Do you rave about your board of directors’ performance, telling everyone you know about, for example, its fundraising accomplishments, useful feedback on your performance and success at solving big-picture problems? If you can answer “yes” to this question, acknowledge your good fortune and leadership ability. But if you can’t give such a glowing review of your board’s performance, take comfort: You’re not alone.
It’s not all their fault
According to the most recent study of its type, only 20% of more than 3,000 executive directors (EDs) were “very satisfied” with their boards’ performance. Almost 50% of respondents were “somewhat satisfied” with their board, leaving 32% who were “a little dissatisfied” or “very dissatisfied.” The Daring to Lead 2011 study, conducted by CompassPoint Nonprofit Services and the Meyer Foundation, found that blame for less-than-stellar board performance shouldn’t fall on the board alone, though.
The majority of survey respondents admitted to spending 10 hours or less per month working with or supporting their board. Despite frustration with issues ranging from board members’ low fundraising participation rates to receiving little to no job performance feedback, the typical ED devoted only 6% of his or her working hours to board business.
Wherever your nonprofit falls on the board satisfaction spectrum, it can probably benefit from improving the board/executive relationship. This starts by opening the lines of communication between the executive office and the boardroom — and committing to keeping them open.
Confusion ensues over roles and responsibilities
Boards can’t do their job if they don’t know what that job is. Not surprisingly, the most common source of conflict between boards and EDs is confusion about roles and responsibilities.
Make sure your board understands that it has specific duties that are distinct from the ED’s. In effect, the board governs and the ED manages. The board makes policy and maintains the organization’s financial integrity, and the ED implements policy and ensures that the nonprofit runs efficiently and effectively.

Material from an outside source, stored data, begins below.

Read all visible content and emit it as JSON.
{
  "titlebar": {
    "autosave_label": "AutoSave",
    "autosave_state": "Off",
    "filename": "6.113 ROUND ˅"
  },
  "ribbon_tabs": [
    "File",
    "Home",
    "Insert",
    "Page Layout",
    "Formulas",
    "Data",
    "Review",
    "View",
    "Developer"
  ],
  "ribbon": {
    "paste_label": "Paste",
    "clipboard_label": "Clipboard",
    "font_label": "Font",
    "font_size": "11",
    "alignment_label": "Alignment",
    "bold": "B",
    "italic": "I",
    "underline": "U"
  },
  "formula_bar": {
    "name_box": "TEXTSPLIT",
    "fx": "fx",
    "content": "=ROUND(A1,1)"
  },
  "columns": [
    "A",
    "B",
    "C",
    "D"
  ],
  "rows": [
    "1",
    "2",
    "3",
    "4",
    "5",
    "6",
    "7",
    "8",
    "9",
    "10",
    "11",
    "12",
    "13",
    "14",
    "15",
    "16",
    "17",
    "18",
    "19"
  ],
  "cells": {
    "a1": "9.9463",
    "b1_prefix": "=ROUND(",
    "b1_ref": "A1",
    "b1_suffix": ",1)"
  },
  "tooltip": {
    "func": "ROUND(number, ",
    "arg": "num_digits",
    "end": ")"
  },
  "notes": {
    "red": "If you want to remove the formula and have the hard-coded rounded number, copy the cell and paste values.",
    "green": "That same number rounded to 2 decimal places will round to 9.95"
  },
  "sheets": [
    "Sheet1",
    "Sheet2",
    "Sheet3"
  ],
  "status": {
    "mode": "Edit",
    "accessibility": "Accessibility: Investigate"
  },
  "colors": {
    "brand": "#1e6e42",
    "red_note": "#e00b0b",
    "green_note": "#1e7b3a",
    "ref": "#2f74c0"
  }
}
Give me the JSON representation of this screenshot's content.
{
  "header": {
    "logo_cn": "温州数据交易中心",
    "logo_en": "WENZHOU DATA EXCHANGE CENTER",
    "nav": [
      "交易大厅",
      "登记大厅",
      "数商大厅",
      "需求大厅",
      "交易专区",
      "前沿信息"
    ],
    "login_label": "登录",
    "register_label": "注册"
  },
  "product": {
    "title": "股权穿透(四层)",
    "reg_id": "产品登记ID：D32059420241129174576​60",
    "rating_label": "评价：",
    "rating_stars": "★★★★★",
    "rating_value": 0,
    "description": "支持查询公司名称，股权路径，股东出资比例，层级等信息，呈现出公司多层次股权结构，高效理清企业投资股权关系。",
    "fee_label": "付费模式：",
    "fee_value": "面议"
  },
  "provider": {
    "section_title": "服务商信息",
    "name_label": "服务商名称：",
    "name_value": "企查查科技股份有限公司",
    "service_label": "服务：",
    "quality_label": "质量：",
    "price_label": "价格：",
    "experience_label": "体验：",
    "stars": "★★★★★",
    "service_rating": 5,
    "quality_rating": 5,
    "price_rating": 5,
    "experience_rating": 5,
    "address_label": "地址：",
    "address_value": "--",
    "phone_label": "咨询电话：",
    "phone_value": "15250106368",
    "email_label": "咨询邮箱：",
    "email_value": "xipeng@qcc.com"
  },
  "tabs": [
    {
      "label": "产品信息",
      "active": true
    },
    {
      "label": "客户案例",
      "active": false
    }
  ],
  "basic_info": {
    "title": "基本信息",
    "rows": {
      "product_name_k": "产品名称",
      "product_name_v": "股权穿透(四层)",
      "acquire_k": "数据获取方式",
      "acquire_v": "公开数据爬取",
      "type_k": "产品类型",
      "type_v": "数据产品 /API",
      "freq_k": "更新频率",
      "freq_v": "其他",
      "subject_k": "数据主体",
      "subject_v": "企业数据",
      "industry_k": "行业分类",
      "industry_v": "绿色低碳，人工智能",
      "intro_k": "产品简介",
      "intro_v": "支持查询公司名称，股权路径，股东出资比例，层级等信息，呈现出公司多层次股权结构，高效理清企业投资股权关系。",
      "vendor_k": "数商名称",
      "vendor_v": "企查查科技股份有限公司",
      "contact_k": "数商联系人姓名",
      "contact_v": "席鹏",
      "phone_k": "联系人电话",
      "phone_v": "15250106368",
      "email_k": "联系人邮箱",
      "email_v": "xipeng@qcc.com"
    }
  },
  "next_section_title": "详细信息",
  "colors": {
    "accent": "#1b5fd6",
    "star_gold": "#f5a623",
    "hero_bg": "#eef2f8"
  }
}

Consider writing a job description for your board as well as a list of expectations for individual board members. Also see the sidebar “The art of board orientation.”
Essential board duties
Depending on their mission and size, different nonprofits may expect their boards of directors to assume different responsibilities. But for governance to be effective, your nonprofit’s board should consider top duties to be financial oversight and the fiduciary duties of care, loyalty and confidentiality.
Other “big picture” board responsibilities should include creating and maintaining a strategic plan. The board also must regularly review risk exposure, ensuring that internal controls are enforced, insurance policies are in force and policies are followed. And the board should maintain an audit committee of financially knowledgeable board members to oversee internal and external audits.
The board also must establish and monitor its governance policies, including whistleblower, conflict-of-interest, gift acceptance, related-party transaction, and document retention and destruction policies. And the board should hire the ED, regularly evaluate his or her performance, and ensure that executive compensation is reasonable. Finally, along with being an ambassador that represents your organization to the community, the board should develop a leadership succession plan and emergency policies.
Choreograph teamwork for major improvements
Although nonprofits have separate spheres for executives and boards, in reality the jobs often overlap. Your board members, for example, may be expected to court big donors and assume such operational responsibilities as organizing fundraisers and contacting grant-making organizations about funding.
Similarly, your ED doesn’t determine your board’s meeting agendas, but his or her input is essential if the board is to focus on your organization’s critical issues. While your board members should never act as an ED’s rubber stamp, they must recognize that the ED is probably better acquainted with your organization’s most pressing needs. What’s more, your board needs to create an environment that invites your ED to seek its assistance when he or she doesn’t have time to solve a problem or simply can’t solve it alone.
Communicate, communicate, communicate
You can’t control the actions of your organization’s board of directors. But you can set the stage for how they perform. Communication is key. Ask for what you want — you just might get it!
Sidebar: The art of board orientation
Be sure to provide all new board members with a thorough orientation to your nonprofit’s mission, goals, policies and operations. Bring them to your headquarters on a typical business day, introduce them to staff, and allow them to observe interaction with your constituents. The orientation process also should include mentorship by an experienced board member who has a good working relationship with your executive director.